I'm very glad to have found this forum. Oh, You have no idea. Wait, maybe you do!
This first 31 years of my life I was a TALL female, Skinny, ate whatever, whenever. I have had to let go of those days because I'm in my new reality. If I want to be successful in gaining control over food, my health, my life, I know accepting "today" will lead to success. Yearning and moping about how I used to be is useless and counterproductive.
I'm now 41. Over this last decade here come some lbs. here and there more lbs. lbs. lbs. (as I type lbs. I think "libbies" in my mind; childish yet amusing). The pasta, the rich cheeses, chips, chocolate cupcakes, sweet yummies of all description, french fries, soda, yada, yada, yada. I'm using humor mostly for my benefit because my life right now is scary, lonely, and I'm past being overwhelmed. Life can be like that. I left a corp. job after 20 years. Yippee! That was Dec. 03. I've done so much from that time up to now. Moved across the country for a dream job, bought a house there...then in a short time it all turned to c.r.a.p. And, while I was out there, my diet was atroscious. I moved back to NC and now find myself in circumstances that weren't anything like I had planned when I was going after my dream. Also, now have recent health problems, my cat died three weeks ago and it's been harder than hard. I cry for him so much. I'm kind of a mess.

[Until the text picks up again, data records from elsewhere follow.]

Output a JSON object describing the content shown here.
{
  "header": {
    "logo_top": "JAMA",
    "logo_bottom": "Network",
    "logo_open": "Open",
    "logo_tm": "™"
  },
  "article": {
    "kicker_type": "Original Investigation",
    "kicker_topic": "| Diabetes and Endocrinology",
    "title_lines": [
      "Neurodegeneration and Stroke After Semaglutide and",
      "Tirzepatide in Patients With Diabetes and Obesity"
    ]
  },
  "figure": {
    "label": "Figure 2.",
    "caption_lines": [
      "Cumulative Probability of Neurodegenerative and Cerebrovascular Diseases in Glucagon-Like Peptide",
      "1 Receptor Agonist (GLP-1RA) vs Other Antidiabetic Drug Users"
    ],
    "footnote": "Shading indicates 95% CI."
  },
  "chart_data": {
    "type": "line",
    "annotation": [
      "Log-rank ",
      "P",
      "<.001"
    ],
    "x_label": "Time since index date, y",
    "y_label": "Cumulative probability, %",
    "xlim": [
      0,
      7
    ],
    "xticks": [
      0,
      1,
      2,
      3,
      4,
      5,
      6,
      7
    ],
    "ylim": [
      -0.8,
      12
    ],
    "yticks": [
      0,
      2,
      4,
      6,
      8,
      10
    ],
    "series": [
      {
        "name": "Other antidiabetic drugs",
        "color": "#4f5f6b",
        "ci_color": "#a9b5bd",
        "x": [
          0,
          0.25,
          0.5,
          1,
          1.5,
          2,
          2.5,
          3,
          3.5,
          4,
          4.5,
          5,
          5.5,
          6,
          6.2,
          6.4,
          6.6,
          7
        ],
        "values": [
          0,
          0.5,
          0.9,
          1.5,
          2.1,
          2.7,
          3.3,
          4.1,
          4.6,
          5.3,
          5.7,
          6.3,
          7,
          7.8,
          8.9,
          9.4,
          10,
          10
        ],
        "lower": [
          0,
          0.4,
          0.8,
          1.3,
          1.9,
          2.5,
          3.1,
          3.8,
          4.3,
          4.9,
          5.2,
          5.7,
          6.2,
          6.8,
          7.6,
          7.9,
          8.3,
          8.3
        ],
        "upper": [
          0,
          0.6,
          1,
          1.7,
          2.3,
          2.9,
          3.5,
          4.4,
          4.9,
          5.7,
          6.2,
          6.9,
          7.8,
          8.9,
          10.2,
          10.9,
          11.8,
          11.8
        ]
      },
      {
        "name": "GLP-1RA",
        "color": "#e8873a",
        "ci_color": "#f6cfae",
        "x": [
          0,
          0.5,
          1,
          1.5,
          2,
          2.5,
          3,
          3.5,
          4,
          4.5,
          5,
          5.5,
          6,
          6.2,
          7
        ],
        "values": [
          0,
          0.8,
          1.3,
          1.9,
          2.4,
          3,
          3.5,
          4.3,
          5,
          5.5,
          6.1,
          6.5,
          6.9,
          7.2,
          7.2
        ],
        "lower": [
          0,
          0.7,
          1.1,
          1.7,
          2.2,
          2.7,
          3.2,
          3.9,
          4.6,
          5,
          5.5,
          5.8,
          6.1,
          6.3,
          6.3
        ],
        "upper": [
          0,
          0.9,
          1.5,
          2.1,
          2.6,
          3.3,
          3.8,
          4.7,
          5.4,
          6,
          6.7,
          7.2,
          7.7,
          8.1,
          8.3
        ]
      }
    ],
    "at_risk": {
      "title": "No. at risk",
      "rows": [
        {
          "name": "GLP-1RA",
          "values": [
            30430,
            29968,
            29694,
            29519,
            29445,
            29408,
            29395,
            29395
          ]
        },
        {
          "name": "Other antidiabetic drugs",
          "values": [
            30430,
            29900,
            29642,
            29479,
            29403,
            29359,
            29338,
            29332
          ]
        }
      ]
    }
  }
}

I eat lots of things, some good things, lots of bad things. The late night eating is positively the worst. I eat one thing and go right back in the kitchen looking for the next thing, eat that, etc. And guess what? I actually did the South Beach Diet in Sep-Oct '03 and did quite well. I know the only way I will be able to be successful in changing my eating lifestyle now is with the support and help from all of you.
This may be more than you wanted to know. But, I couldn't talk just about the food and my apparent addiction to some of it without including some of the other gorry details. My breakfast tomorrow: eggs, cottage chees and green tea.
I'm hoping to get and give support in this forum. Yeah, I'm kind of a mess right now, but I'm also a good listener.